Wang Sheng não ousou hesitar. Cruzou o pátio com naturalidade e, em apenas três minutos, voltou.
— Senhor Chu, confirmei: ele está em casa.
— Ótimo. Vamos.
Ao sinal de Chu Lingyun, Zhong Hui e Shao Yuancheng avançaram, enquanto Wang Sheng corria para ajudá-los, acalmando os demais residentes para que não alarmassem o alvo.
A astúcia de Wang Sheng mereceu um discreto aceno de aprovação de Chu Lingyun.
As demais equipes seguiram atrás, uma delas permanecendo alerta na retaguarda.
Zhong Hui, com suas habilidades superiores, liderava o ataque. Shao Yuancheng, já companheiro de várias operações, sabia como agir em conjunto.
Com um chute, Shao Yuancheng arrombou a porta. Zhong Hui precipitou-se no cômodo.
O quarto era simples: uma cama de solteiro, uma escrivaninha velha, um armário quadrado no canto.
Sobre a cama, alguém, que ao ouvir o barulho, saltou e instintivamente enfiou a mão sob o travesseiro.
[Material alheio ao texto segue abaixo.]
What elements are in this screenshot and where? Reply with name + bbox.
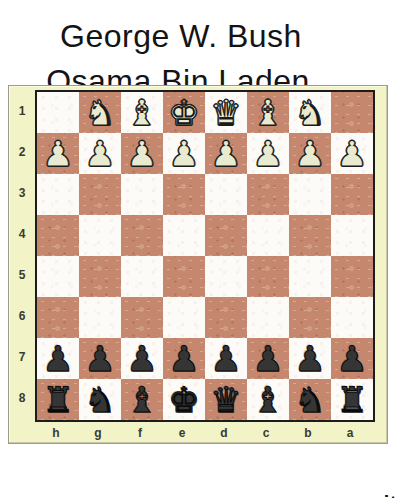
square-f5 xyxy=(121,256,163,297)
rank-label-5: 5 xyxy=(9,254,35,295)
piece-black-bishop: ♝ xyxy=(252,380,283,420)
square-c2: ♟ xyxy=(247,133,289,174)
square-e6 xyxy=(163,297,205,338)
square-e5 xyxy=(163,256,205,297)
square-h3 xyxy=(37,174,79,215)
square-b4 xyxy=(289,215,331,256)
square-a6 xyxy=(331,297,373,338)
file-label-d: d xyxy=(203,426,245,440)
piece-white-pawn: ♟ xyxy=(336,134,367,174)
piece-black-rook: ♜ xyxy=(336,380,367,420)
square-e8: ♚ xyxy=(163,379,205,420)
file-label-b: b xyxy=(287,426,329,440)
chessboard-frame: 12345678 ♞♝♚♛♝♞♟♟♟♟♟♟♟♟♟♟♟♟♟♟♟♟♜♞♝♚♛♝♞♜ … xyxy=(8,85,388,444)
rank-label-7: 7 xyxy=(9,336,35,377)
square-e4 xyxy=(163,215,205,256)
piece-black-pawn: ♟ xyxy=(210,339,241,379)
square-d4 xyxy=(205,215,247,256)
square-f6 xyxy=(121,297,163,338)
square-b7: ♟ xyxy=(289,338,331,379)
square-e3 xyxy=(163,174,205,215)
square-f4 xyxy=(121,215,163,256)
piece-white-bishop: ♝ xyxy=(252,93,283,133)
square-a7: ♟ xyxy=(331,338,373,379)
square-h1 xyxy=(37,92,79,133)
square-a5 xyxy=(331,256,373,297)
piece-black-king: ♚ xyxy=(168,380,199,420)
square-f3 xyxy=(121,174,163,215)
rank-label-8: 8 xyxy=(9,377,35,418)
square-c3 xyxy=(247,174,289,215)
square-d8: ♛ xyxy=(205,379,247,420)
square-b1: ♞ xyxy=(289,92,331,133)
file-labels: hgfedcba xyxy=(35,422,375,443)
square-h8: ♜ xyxy=(37,379,79,420)
square-h6 xyxy=(37,297,79,338)
square-e7: ♟ xyxy=(163,338,205,379)
square-g8: ♞ xyxy=(79,379,121,420)
piece-white-pawn: ♟ xyxy=(84,134,115,174)
square-a1 xyxy=(331,92,373,133)
piece-white-pawn: ♟ xyxy=(294,134,325,174)
square-g1: ♞ xyxy=(79,92,121,133)
piece-black-pawn: ♟ xyxy=(126,339,157,379)
square-g7: ♟ xyxy=(79,338,121,379)
square-f7: ♟ xyxy=(121,338,163,379)
square-d3 xyxy=(205,174,247,215)
white-player-name: George W. Bush xyxy=(0,18,400,54)
file-label-h: h xyxy=(35,426,77,440)
square-d2: ♟ xyxy=(205,133,247,174)
rank-label-4: 4 xyxy=(9,213,35,254)
square-g4 xyxy=(79,215,121,256)
piece-black-pawn: ♟ xyxy=(168,339,199,379)
square-d7: ♟ xyxy=(205,338,247,379)
piece-white-pawn: ♟ xyxy=(168,134,199,174)
piece-black-pawn: ♟ xyxy=(336,339,367,379)
piece-white-pawn: ♟ xyxy=(42,134,73,174)
square-c7: ♟ xyxy=(247,338,289,379)
piece-black-bishop: ♝ xyxy=(126,380,157,420)
piece-black-pawn: ♟ xyxy=(84,339,115,379)
rank-label-6: 6 xyxy=(9,295,35,336)
file-label-c: c xyxy=(245,426,287,440)
square-c1: ♝ xyxy=(247,92,289,133)
square-c5 xyxy=(247,256,289,297)
square-h7: ♟ xyxy=(37,338,79,379)
piece-black-queen: ♛ xyxy=(210,380,241,420)
square-a4 xyxy=(331,215,373,256)
square-g2: ♟ xyxy=(79,133,121,174)
file-label-a: a xyxy=(329,426,371,440)
square-a3 xyxy=(331,174,373,215)
square-b5 xyxy=(289,256,331,297)
square-b6 xyxy=(289,297,331,338)
square-f1: ♝ xyxy=(121,92,163,133)
square-b2: ♟ xyxy=(289,133,331,174)
rank-label-3: 3 xyxy=(9,172,35,213)
piece-white-knight: ♞ xyxy=(84,93,115,133)
piece-black-rook: ♜ xyxy=(42,380,73,420)
joke-chess-image: George W. Bush 12345678 ♞♝♚♛♝♞♟♟♟♟♟♟♟♟♟♟… xyxy=(0,18,400,498)
file-label-f: f xyxy=(119,426,161,440)
square-g3 xyxy=(79,174,121,215)
rank-labels: 12345678 xyxy=(9,90,35,422)
piece-white-pawn: ♟ xyxy=(210,134,241,174)
piece-white-knight: ♞ xyxy=(294,93,325,133)
piece-black-pawn: ♟ xyxy=(252,339,283,379)
square-h4 xyxy=(37,215,79,256)
square-c4 xyxy=(247,215,289,256)
square-f2: ♟ xyxy=(121,133,163,174)
piece-white-pawn: ♟ xyxy=(126,134,157,174)
square-c8: ♝ xyxy=(247,379,289,420)
square-a2: ♟ xyxy=(331,133,373,174)
piece-black-pawn: ♟ xyxy=(294,339,325,379)
square-h2: ♟ xyxy=(37,133,79,174)
square-b3 xyxy=(289,174,331,215)
square-d1: ♛ xyxy=(205,92,247,133)
piece-black-knight: ♞ xyxy=(294,380,325,420)
square-d5 xyxy=(205,256,247,297)
chessboard: ♞♝♚♛♝♞♟♟♟♟♟♟♟♟♟♟♟♟♟♟♟♟♜♞♝♚♛♝♞♜ xyxy=(35,90,375,422)
square-g5 xyxy=(79,256,121,297)
piece-white-bishop: ♝ xyxy=(126,93,157,133)
piece-white-pawn: ♟ xyxy=(252,134,283,174)
rank-label-1: 1 xyxy=(9,90,35,131)
square-e2: ♟ xyxy=(163,133,205,174)
file-label-g: g xyxy=(77,426,119,440)
rank-label-2: 2 xyxy=(9,131,35,172)
square-b8: ♞ xyxy=(289,379,331,420)
site-watermark: www.yossam.it xyxy=(247,492,397,498)
piece-white-king: ♚ xyxy=(168,93,199,133)
piece-black-knight: ♞ xyxy=(84,380,115,420)
square-d6 xyxy=(205,297,247,338)
square-a8: ♜ xyxy=(331,379,373,420)
square-g6 xyxy=(79,297,121,338)
square-c6 xyxy=(247,297,289,338)
square-h5 xyxy=(37,256,79,297)
square-e1: ♚ xyxy=(163,92,205,133)
file-label-e: e xyxy=(161,426,203,440)
piece-white-queen: ♛ xyxy=(210,93,241,133)
piece-black-pawn: ♟ xyxy=(42,339,73,379)
square-f8: ♝ xyxy=(121,379,163,420)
Zhong Hui avançou sem hesitar, jogando-se sobre a cama; Shao Yuancheng correu para dar apoio.
— Nem pense em se mexer!
Koyano mal apanhara a arma sob o travesseiro quando Zhong Hui o imobilizou, pressionando-lhe o pescoço com a ponta afiada de uma faca, de onde logo brotou um fio de sangue.
— Abaixe a mão, não se mova! — ordenou Shao Yuancheng, com as pistolas apontadas para a cabeça do japonês.
Entre a lâmina e o cano da arma, Koyano sentiu o corpo inteiro gelar; um frio intenso subiu dos pés à cabeça, quase a ponto de fazê-lo perder os sentidos.